A spokesperson for St. Louis Mayor Francis Slay said the CVC had rejected the Rams' renovation plan. The Rams' proposal had a price tag estimated by the city at $700 million, and it would also shut down the convention center for multiple years during renovations.
The CVC released a public statement saying it "expressed to the St. Louis Rams that it believes that it is in the best interest of the community and the Rams to engage in meaningful dialogue over the next two weeks, and looks forward to the opportunity to do so at the earliest convenience of Rams management."
The Rams' proposal, which can be read in its entirety online, calls for many improvements, including but not limited to:
- Moving roof panels in to allow for more natural light. The panels would be in a small portion of the roof.

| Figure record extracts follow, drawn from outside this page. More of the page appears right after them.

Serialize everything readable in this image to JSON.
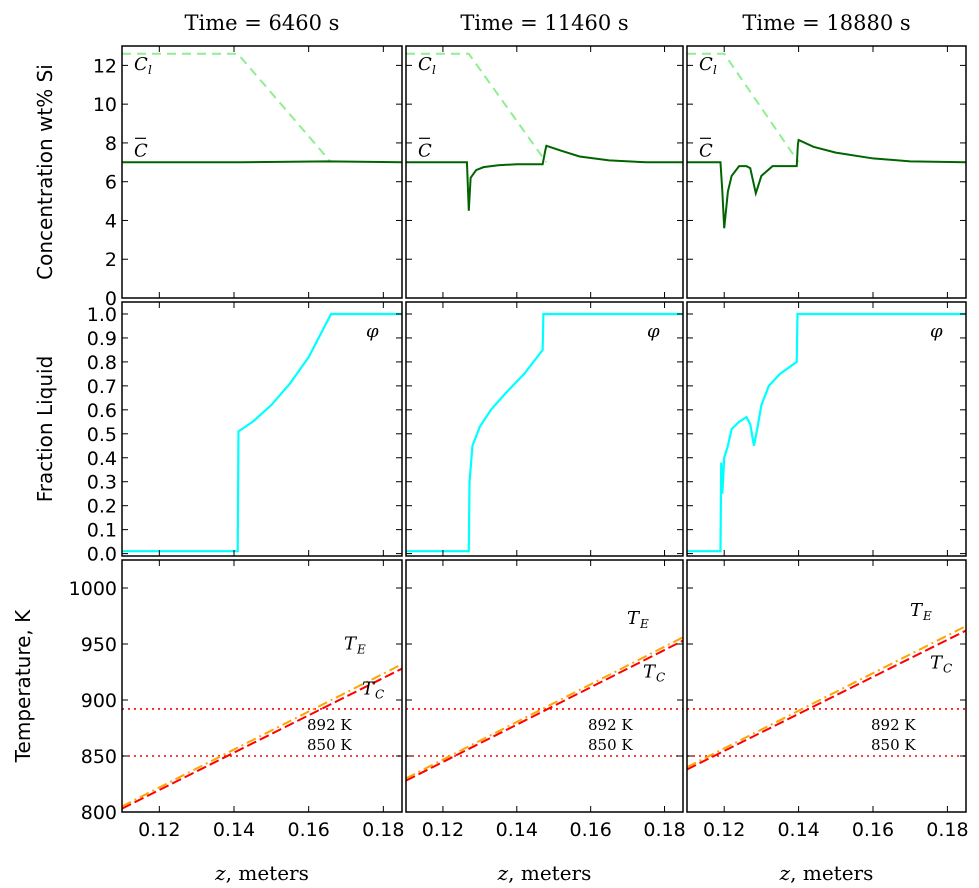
{
  "chart_data": {
    "type": "line",
    "layout": "3x3 grid of panels; columns = times, rows = concentration, fraction liquid, temperature",
    "columns": [
      {
        "title": "Time = 6460 s"
      },
      {
        "title": "Time = 11460 s"
      },
      {
        "title": "Time = 18880 s"
      }
    ],
    "xlabel": "z, meters",
    "xlim": [
      0.11,
      0.185
    ],
    "xticks": [
      0.12,
      0.14,
      0.16,
      0.18
    ],
    "rows": [
      {
        "key": "concentration",
        "ylabel": "Concentration wt% Si",
        "ylim": [
          0,
          13
        ],
        "yticks": [
          0,
          2,
          4,
          6,
          8,
          10,
          12
        ],
        "labels": {
          "cl": "C",
          "cl_sub": "l",
          "cbar": "C"
        },
        "series_colors": {
          "cl": "#90ee90",
          "cbar": "#006400"
        },
        "panels": [
          {
            "cl": {
              "x": [
                0.11,
                0.141,
                0.166
              ],
              "y": [
                12.6,
                12.6,
                7.0
              ]
            },
            "cbar": {
              "x": [
                0.11,
                0.142,
                0.165,
                0.185
              ],
              "y": [
                7.0,
                7.0,
                7.05,
                7.0
              ]
            }
          },
          {
            "cl": {
              "x": [
                0.11,
                0.127,
                0.148
              ],
              "y": [
                12.6,
                12.6,
                7.0
              ]
            },
            "cbar": {
              "x": [
                0.11,
                0.1265,
                0.127,
                0.1275,
                0.129,
                0.131,
                0.135,
                0.14,
                0.147,
                0.1477,
                0.148,
                0.152,
                0.157,
                0.165,
                0.175,
                0.185
              ],
              "y": [
                7.0,
                7.0,
                4.5,
                6.2,
                6.6,
                6.75,
                6.85,
                6.9,
                6.9,
                7.6,
                7.85,
                7.6,
                7.3,
                7.1,
                7.0,
                7.0
              ]
            }
          },
          {
            "cl": {
              "x": [
                0.11,
                0.12,
                0.14
              ],
              "y": [
                12.6,
                12.6,
                7.0
              ]
            },
            "cbar": {
              "x": [
                0.11,
                0.119,
                0.1195,
                0.12,
                0.121,
                0.122,
                0.124,
                0.126,
                0.127,
                0.1285,
                0.13,
                0.133,
                0.135,
                0.1395,
                0.1398,
                0.14,
                0.144,
                0.15,
                0.16,
                0.17,
                0.185
              ],
              "y": [
                7.0,
                7.0,
                5.5,
                3.6,
                5.5,
                6.3,
                6.8,
                6.8,
                6.7,
                5.4,
                6.3,
                6.8,
                6.8,
                6.8,
                7.9,
                8.15,
                7.8,
                7.5,
                7.2,
                7.05,
                7.0
              ]
            }
          }
        ]
      },
      {
        "key": "fraction_liquid",
        "ylabel": "Fraction Liquid",
        "ylim": [
          -0.01,
          1.05
        ],
        "yticks": [
          0.0,
          0.1,
          0.2,
          0.3,
          0.4,
          0.5,
          0.6,
          0.7,
          0.8,
          0.9,
          1.0
        ],
        "labels": {
          "phi": "φ"
        },
        "series_colors": {
          "phi": "#00ffff"
        },
        "panels": [
          {
            "phi": {
              "x": [
                0.11,
                0.141,
                0.1412,
                0.145,
                0.15,
                0.155,
                0.16,
                0.166,
                0.185
              ],
              "y": [
                0.01,
                0.01,
                0.51,
                0.55,
                0.62,
                0.71,
                0.82,
                1.0,
                1.0
              ]
            }
          },
          {
            "phi": {
              "x": [
                0.11,
                0.127,
                0.1272,
                0.128,
                0.13,
                0.133,
                0.137,
                0.142,
                0.147,
                0.1472,
                0.148,
                0.185
              ],
              "y": [
                0.01,
                0.01,
                0.3,
                0.45,
                0.53,
                0.6,
                0.67,
                0.75,
                0.85,
                1.0,
                1.0,
                1.0
              ]
            }
          },
          {
            "phi": {
              "x": [
                0.11,
                0.119,
                0.1192,
                0.1195,
                0.12,
                0.121,
                0.122,
                0.124,
                0.126,
                0.127,
                0.128,
                0.129,
                0.13,
                0.132,
                0.135,
                0.1395,
                0.1397,
                0.14,
                0.185
              ],
              "y": [
                0.01,
                0.01,
                0.38,
                0.25,
                0.4,
                0.45,
                0.52,
                0.55,
                0.57,
                0.54,
                0.45,
                0.53,
                0.62,
                0.7,
                0.75,
                0.8,
                1.0,
                1.0,
                1.0
              ]
            }
          }
        ]
      },
      {
        "key": "temperature",
        "ylabel": "Temperature, K",
        "ylim": [
          800,
          1025
        ],
        "yticks": [
          800,
          850,
          900,
          950,
          1000
        ],
        "labels": {
          "te": "T",
          "te_sub": "E",
          "tc": "T",
          "tc_sub": "C",
          "l892": "892 K",
          "l850": "850 K"
        },
        "levels": [
          892,
          850
        ],
        "series_colors": {
          "te": "#ffa500",
          "tc": "#ff0000",
          "levels": "#ff0000"
        },
        "panels": [
          {
            "te": {
              "x": [
                0.11,
                0.185
              ],
              "y": [
                805,
                932
              ]
            },
            "tc": {
              "x": [
                0.11,
                0.185
              ],
              "y": [
                803,
                928
              ]
            }
          },
          {
            "te": {
              "x": [
                0.11,
                0.185
              ],
              "y": [
                830,
                956
              ]
            },
            "tc": {
              "x": [
                0.11,
                0.185
              ],
              "y": [
                828,
                953
              ]
            }
          },
          {
            "te": {
              "x": [
                0.11,
                0.185
              ],
              "y": [
                840,
                966
              ]
            },
            "tc": {
              "x": [
                0.11,
                0.185
              ],
              "y": [
                838,
                962
              ]
            }
          }
        ]
      }
    ]
  }
}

- The east side of the Dome to be demolished, adding new entrances and party areas.
- Two video scoreboards in the northeast and southwest corners of the stadium measuring 37' x 97'.

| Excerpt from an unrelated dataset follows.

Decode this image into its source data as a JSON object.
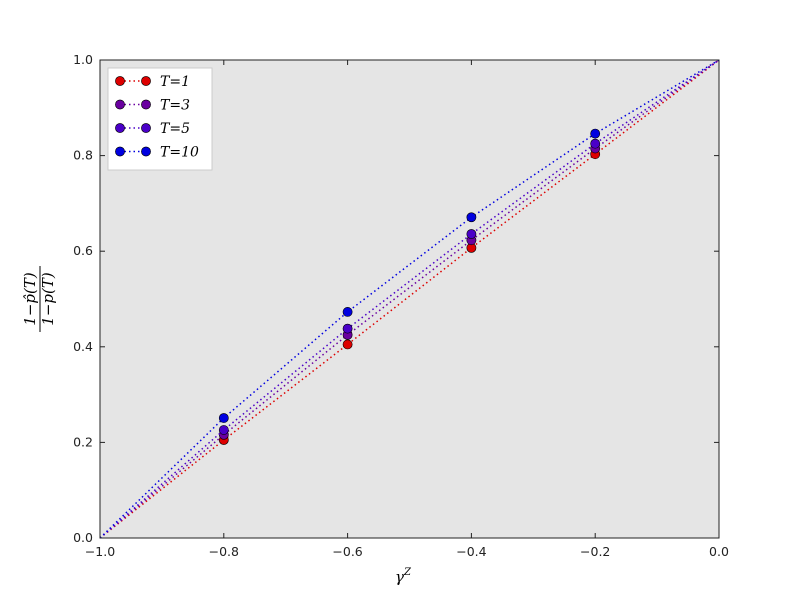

- Fixed general and club seating and a removable playing field surface that would provide approximately 66,000 seats for an NFL game. Lower bowl would be completely remodeled.

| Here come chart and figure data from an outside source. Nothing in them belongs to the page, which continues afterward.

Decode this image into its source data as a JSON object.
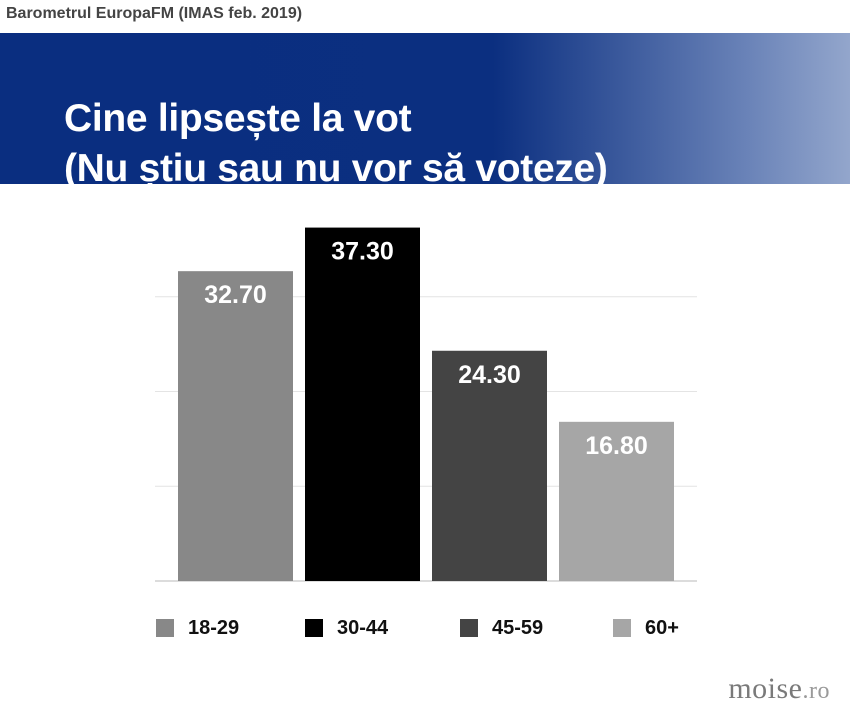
{
  "header": {
    "source": "Barometrul EuropaFM (IMAS feb. 2019)",
    "title_line1": "Cine lipsește la vot",
    "title_line2": "(Nu știu sau nu vor să voteze)"
  },
  "chart_data": {
    "type": "bar",
    "title": "Cine lipsește la vot (Nu știu sau nu vor să voteze)",
    "categories": [
      "18-29",
      "30-44",
      "45-59",
      "60+"
    ],
    "values": [
      32.7,
      37.3,
      24.3,
      16.8
    ],
    "value_labels": [
      "32.70",
      "37.30",
      "24.30",
      "16.80"
    ],
    "colors": [
      "#888888",
      "#000000",
      "#444444",
      "#a6a6a6"
    ],
    "ylim": [
      0,
      40
    ],
    "gridlines": [
      0,
      10,
      20,
      30
    ],
    "grid": true,
    "legend": "bottom",
    "xlabel": "",
    "ylabel": ""
  },
  "watermark": {
    "name": "moise",
    "tld": ".ro"
  }
}
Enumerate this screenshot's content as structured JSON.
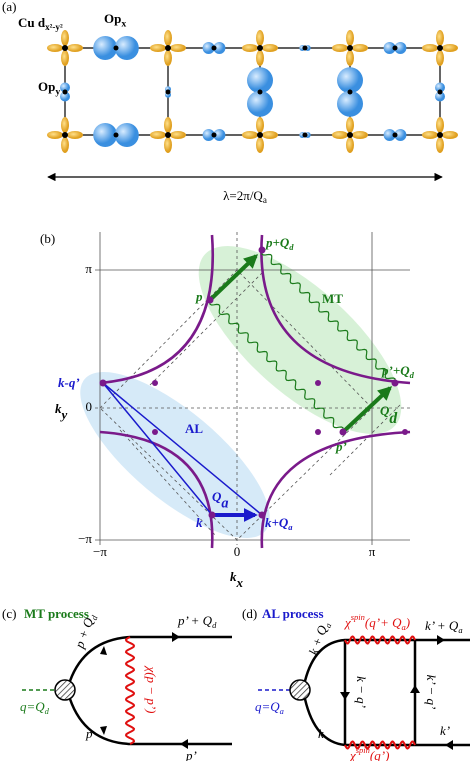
{
  "panel_a": {
    "label": "(a)",
    "cu_label": {
      "element": "Cu ",
      "orbital": "d",
      "sub": "x²-y²"
    },
    "opx_label": {
      "text": "Op",
      "sub": "x"
    },
    "opy_label": {
      "text": "Op",
      "sub": "y"
    },
    "wavelength": {
      "text": "λ=2π/Q",
      "sub": "a"
    }
  },
  "panel_b": {
    "label": "(b)",
    "x_axis_label": {
      "text": "k",
      "sub": "x"
    },
    "y_axis_label": {
      "text": "k",
      "sub": "y"
    },
    "x_ticks": [
      "−π",
      "0",
      "π"
    ],
    "y_ticks": [
      "π",
      "0",
      "−π"
    ],
    "points": {
      "p_plus_qd": {
        "text": "p+Q",
        "sub": "d"
      },
      "p": "p",
      "p_prime_plus_qd": {
        "text": "p’+Q",
        "sub": "d"
      },
      "p_prime": "p’",
      "k_minus_q_prime": "k-q’",
      "k": "k",
      "k_plus_qa": {
        "text": "k+Q",
        "sub": "a"
      }
    },
    "regions": {
      "mt": "MT",
      "al": "AL"
    },
    "vectors": {
      "qd": {
        "text": "Q",
        "sub": "d"
      },
      "qa": {
        "text": "Q",
        "sub": "a"
      }
    }
  },
  "panel_c": {
    "label": "(c)",
    "title": "MT process",
    "top_out": {
      "text": "p’ + Q",
      "sub": "d"
    },
    "top_in": {
      "text": "p + Q",
      "sub": "d"
    },
    "boson": {
      "text": "q=Q",
      "sub": "d"
    },
    "bottom_in": "p",
    "bottom_out": "p’",
    "propagator": "χ(p − p’)"
  },
  "panel_d": {
    "label": "(d)",
    "title": "AL process",
    "top_propagator": {
      "symbol": "χ",
      "sup": "spin",
      "arg": "(q’+ Q",
      "sub": "a",
      "close": ")"
    },
    "bottom_propagator": {
      "symbol": "χ",
      "sup": "spin",
      "arg": "(q’)"
    },
    "top_out": {
      "text": "k’ + Q",
      "sub": "a"
    },
    "top_in": {
      "text": "k + Q",
      "sub": "a"
    },
    "left_rung": "k − q’",
    "right_rung": "k’ − q’",
    "boson": {
      "text": "q=Q",
      "sub": "a"
    },
    "bottom_in": "k",
    "bottom_out": "k’"
  }
}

- Increased and expanded public amenities such as concession stands, stores and public toilets.
- Upgrades to the Rams' locker room and personnel offices.
The Rams rejected the initial proposal to upgrade the Edward Jones Dome submitted by the CVC in March. The plan outlined $124 million in stadium improvements, with more than 50 percent being funded by the Rams.
Will the Rams stay in St. Louis?
Included in the proposal from the CVC was constructing a 96' x 26' scoreboard, building a new three-story structure on Baer Plaza connecting the Dome with a bridge over Broadway Street and installing window panels to allow more natural light inside the Dome and more.
Instead of the large video scoreboard in the middle of the stadium included in the CVC plan, the Rams plan would add two corner videoboards, measuring 37' x 97' in the northeast and southwest corners.
The CVC and Rams now have until June 15 to reach an agreement or the matter will go to arbitration, which could last until early 2013.
KSDK interviewed Robert Litz with United States Arbitration and Mediation Midwest, Inc in an article posted this morning, and he said arbitration is a cheaper and faster alternative than going to court.
"I haven't been surprised by either side. This has been a high stakes negotiation," says Litz to KSDK. "People posture in a negotiation and I think what we've seen so far is some posturing in this case."
The Edward Jones Dome, which opened in 1995, was financed primarily with $256 million in revenue bonds, which is still being paid off with $24 million annually in tax money. The state of Missouri is responsible for $12 million of that, while St. Louis City and County each pay $6 million.
According to the St. Louis Post-Dispatch, the Rams pay $500,000 each year to lease the Dome ($250,000 in rent and $250,000 in reimbursement for game-day costs). The team profits from advertising, concessions and box office revenue.
If the CVC and Rams cannot find a resolution on how to make the Edward Jones Dome a "first-tier" stadium, then the team could terminate its lease and move out of St. Louis in 2015.